What’s the goal? For society, diffusion of knowledge and increases in future researcher productivity. For individual producers, reputation, contribution to the public good, etc. Heterogeneous behaviour is very important here – some researchers are very public good conscious and others not at all. Therefore free-riding is bound to happen, the question is whether it is important enough to harm the enterprise, and which enforcement mechanisms work best .
What’s the output? For example, it is possible to measure citations to various databases organized in different ways. This might prove useful if other factors (related to type of data) could be controlled for. David reports that such mechanisms are being created by Science Commons as part of its MTA mechanism, allowing labs to track the use of materials through citations to the papers and patents that the users file and that similar mechanisms are being developed for the SC Neurocommons project.
What’s the cost?

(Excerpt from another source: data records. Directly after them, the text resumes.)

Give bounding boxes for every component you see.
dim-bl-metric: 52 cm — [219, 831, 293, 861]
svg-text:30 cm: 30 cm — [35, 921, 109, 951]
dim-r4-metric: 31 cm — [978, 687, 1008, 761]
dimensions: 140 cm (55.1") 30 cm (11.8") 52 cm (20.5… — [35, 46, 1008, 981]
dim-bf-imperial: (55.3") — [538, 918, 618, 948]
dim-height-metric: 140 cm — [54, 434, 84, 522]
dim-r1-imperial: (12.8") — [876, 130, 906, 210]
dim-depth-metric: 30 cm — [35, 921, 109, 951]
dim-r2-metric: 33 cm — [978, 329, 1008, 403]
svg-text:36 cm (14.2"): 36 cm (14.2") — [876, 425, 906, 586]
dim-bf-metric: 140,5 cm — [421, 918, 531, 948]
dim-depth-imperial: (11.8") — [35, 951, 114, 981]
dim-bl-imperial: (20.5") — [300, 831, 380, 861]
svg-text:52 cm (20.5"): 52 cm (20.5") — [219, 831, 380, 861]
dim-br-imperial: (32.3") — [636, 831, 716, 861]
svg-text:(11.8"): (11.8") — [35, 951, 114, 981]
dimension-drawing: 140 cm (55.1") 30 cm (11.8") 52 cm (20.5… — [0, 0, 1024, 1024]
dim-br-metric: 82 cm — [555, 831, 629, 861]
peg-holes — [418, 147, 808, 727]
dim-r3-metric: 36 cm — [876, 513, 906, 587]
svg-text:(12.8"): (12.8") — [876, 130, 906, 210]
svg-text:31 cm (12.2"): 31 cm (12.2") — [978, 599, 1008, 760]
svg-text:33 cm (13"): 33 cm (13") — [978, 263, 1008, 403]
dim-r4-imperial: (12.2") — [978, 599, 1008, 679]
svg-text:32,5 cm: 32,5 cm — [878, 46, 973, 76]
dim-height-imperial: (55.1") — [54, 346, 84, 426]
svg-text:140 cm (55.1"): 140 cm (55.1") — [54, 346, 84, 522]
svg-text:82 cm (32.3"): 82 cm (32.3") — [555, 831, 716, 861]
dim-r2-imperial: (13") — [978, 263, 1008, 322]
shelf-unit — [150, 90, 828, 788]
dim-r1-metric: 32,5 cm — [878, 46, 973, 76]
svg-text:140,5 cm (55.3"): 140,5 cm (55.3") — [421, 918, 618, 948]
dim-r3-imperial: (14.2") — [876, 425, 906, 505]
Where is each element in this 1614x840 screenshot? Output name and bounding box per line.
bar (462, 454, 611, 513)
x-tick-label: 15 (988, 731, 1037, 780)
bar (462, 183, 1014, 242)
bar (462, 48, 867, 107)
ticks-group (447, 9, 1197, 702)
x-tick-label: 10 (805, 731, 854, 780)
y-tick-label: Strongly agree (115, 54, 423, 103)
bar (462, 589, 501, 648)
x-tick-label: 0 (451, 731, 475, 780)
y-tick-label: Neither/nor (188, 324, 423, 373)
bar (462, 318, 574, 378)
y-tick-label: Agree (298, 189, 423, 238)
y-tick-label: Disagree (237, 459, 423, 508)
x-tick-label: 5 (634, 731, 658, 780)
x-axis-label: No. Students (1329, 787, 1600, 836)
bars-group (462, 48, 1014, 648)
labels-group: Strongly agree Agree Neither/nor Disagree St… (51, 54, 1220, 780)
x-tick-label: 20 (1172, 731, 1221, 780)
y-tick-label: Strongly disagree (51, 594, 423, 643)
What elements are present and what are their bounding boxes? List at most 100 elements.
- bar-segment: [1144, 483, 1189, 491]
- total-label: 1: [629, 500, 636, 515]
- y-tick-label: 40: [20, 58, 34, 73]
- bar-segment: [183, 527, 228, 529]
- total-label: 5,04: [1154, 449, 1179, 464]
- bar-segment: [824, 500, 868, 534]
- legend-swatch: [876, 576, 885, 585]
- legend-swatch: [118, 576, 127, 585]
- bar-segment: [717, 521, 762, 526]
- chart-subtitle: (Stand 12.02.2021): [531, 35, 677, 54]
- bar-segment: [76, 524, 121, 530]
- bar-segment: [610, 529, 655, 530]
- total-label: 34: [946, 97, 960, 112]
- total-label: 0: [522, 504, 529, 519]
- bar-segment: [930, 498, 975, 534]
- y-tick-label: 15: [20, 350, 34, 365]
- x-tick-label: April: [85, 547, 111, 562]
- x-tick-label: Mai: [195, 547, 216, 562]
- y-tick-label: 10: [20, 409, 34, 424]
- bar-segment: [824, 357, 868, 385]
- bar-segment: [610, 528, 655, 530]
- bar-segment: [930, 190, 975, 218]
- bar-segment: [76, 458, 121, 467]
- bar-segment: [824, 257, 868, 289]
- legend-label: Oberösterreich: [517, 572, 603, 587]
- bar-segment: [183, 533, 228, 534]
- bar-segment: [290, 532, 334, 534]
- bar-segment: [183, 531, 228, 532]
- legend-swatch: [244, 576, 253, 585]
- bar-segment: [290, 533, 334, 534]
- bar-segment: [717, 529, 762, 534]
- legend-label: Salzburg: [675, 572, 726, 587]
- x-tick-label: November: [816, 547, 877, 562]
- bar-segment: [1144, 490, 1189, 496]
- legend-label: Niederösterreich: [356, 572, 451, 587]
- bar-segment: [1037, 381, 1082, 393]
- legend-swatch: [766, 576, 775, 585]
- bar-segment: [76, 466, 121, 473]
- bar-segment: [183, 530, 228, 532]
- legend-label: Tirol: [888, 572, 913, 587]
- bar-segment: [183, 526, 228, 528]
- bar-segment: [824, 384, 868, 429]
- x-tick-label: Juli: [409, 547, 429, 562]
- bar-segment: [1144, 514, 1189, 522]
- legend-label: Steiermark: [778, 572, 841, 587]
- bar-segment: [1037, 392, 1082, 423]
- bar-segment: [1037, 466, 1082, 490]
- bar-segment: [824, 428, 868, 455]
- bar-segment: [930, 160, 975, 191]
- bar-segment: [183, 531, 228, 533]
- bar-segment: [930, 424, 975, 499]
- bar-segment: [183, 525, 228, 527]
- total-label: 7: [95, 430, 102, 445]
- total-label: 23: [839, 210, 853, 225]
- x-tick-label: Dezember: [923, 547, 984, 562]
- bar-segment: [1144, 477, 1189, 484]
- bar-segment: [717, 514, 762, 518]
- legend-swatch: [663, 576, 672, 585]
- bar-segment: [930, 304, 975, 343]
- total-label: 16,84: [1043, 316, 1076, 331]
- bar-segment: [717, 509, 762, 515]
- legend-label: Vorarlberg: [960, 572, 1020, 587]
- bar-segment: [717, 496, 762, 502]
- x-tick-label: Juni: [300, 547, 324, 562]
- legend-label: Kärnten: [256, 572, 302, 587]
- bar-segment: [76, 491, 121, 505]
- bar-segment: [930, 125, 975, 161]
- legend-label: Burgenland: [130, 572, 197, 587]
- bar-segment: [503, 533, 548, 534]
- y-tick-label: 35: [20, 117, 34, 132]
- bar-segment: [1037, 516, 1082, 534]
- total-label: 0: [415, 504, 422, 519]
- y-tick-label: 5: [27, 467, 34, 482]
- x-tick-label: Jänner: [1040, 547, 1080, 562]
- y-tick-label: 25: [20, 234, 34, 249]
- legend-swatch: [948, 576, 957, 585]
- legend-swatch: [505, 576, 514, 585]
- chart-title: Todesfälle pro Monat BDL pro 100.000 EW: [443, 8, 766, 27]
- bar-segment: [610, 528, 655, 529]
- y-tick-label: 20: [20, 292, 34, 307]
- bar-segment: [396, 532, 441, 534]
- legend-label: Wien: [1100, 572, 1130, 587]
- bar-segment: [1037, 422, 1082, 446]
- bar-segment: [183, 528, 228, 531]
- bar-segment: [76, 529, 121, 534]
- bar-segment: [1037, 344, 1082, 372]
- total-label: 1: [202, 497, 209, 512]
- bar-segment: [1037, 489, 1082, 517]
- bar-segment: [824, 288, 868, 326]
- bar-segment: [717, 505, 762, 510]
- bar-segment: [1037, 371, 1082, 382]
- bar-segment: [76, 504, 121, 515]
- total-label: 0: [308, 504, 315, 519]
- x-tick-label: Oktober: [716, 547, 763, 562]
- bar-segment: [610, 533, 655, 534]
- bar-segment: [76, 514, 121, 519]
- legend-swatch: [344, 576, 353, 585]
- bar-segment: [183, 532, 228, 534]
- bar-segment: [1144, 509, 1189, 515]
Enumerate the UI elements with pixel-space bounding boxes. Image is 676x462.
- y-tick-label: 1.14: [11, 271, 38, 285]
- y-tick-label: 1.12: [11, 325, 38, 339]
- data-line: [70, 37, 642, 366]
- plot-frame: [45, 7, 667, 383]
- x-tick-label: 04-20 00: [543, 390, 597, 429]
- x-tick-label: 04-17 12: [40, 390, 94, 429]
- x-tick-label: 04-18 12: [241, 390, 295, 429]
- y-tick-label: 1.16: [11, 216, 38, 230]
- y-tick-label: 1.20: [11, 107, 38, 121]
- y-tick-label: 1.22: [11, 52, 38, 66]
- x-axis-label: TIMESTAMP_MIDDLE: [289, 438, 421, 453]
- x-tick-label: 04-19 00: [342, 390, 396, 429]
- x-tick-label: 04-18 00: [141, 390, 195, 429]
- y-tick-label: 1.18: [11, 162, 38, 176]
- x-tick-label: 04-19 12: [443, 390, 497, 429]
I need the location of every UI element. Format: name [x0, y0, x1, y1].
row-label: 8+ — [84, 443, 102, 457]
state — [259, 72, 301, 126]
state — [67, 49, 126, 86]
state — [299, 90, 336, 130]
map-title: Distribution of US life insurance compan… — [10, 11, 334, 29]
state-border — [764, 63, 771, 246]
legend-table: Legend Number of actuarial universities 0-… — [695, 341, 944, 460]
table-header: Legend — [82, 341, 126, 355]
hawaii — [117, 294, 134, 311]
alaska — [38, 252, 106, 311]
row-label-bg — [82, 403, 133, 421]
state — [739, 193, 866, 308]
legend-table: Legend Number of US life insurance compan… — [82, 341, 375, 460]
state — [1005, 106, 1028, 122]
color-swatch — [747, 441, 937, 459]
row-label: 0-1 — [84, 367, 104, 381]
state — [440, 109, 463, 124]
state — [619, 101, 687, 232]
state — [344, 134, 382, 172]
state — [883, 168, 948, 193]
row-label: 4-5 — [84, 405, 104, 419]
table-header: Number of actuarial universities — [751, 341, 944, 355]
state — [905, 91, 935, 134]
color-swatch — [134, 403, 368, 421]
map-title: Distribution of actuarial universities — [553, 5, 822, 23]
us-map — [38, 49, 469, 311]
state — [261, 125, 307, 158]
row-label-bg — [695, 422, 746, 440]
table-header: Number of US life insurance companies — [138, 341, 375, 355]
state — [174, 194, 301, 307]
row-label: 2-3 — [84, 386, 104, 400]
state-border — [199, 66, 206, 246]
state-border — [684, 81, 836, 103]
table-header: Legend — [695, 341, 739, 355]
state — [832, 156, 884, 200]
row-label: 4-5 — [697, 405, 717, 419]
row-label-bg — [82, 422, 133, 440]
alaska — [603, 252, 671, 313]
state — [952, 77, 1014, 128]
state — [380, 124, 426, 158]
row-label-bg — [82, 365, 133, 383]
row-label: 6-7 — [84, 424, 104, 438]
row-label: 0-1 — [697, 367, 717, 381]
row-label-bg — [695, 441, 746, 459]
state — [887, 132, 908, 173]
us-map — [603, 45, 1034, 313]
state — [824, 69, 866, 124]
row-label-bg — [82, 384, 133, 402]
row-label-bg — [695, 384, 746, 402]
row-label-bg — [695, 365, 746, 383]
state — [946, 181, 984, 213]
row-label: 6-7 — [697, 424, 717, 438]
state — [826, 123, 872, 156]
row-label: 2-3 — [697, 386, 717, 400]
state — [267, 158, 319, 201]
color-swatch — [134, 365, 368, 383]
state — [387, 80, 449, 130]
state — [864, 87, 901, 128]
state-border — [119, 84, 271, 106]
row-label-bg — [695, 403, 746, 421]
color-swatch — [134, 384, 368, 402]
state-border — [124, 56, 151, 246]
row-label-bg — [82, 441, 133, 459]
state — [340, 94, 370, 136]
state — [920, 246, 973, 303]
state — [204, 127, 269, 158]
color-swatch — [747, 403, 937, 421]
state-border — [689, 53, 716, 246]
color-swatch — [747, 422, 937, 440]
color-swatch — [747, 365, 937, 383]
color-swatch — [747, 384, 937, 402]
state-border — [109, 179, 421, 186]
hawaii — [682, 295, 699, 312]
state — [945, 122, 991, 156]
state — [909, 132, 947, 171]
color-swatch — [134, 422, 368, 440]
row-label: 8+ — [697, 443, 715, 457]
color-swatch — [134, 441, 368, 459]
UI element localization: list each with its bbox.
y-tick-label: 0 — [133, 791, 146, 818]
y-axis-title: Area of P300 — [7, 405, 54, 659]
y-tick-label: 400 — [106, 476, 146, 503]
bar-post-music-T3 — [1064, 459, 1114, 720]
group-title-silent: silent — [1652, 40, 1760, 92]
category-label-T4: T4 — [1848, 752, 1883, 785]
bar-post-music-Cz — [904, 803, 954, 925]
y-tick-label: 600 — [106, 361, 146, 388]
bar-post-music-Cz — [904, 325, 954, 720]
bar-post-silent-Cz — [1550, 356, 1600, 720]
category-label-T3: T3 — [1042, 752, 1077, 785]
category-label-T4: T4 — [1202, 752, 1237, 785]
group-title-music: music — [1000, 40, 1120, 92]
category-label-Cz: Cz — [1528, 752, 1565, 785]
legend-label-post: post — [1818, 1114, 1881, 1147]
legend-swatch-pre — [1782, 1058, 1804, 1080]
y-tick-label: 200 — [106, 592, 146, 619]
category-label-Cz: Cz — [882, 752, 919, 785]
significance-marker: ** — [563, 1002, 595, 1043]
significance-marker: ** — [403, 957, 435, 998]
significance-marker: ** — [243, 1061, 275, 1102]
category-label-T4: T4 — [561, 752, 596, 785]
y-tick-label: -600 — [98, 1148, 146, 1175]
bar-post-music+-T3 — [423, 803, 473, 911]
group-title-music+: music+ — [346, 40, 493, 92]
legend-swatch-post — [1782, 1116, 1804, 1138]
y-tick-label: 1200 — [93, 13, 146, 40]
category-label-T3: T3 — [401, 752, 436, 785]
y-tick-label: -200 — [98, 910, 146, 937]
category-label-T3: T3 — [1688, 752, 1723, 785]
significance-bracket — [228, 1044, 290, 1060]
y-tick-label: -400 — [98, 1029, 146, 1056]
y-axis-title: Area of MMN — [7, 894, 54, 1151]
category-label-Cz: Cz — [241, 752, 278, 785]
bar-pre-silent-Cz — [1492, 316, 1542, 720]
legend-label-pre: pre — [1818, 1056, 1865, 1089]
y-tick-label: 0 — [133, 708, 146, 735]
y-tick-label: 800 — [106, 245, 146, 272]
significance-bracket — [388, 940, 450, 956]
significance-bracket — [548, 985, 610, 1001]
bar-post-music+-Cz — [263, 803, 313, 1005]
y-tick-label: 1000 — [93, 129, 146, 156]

Who bears it? What types of licenses are chosen by different types of authors? The role of social norms. Inputs are essentially a byproduct of other activities (joint production) which complicates things. Thinking about databases, there is clearly a separate cost to releasing them to the public, related to support and maintainance (even if provided on an “as is” basis, professional reputation concerns will induce some response to queries and errors).
The goal of the paper is to make a start on answering some of these questions and to point the way to future research that might help to quantify the performance of various types of scientific commons.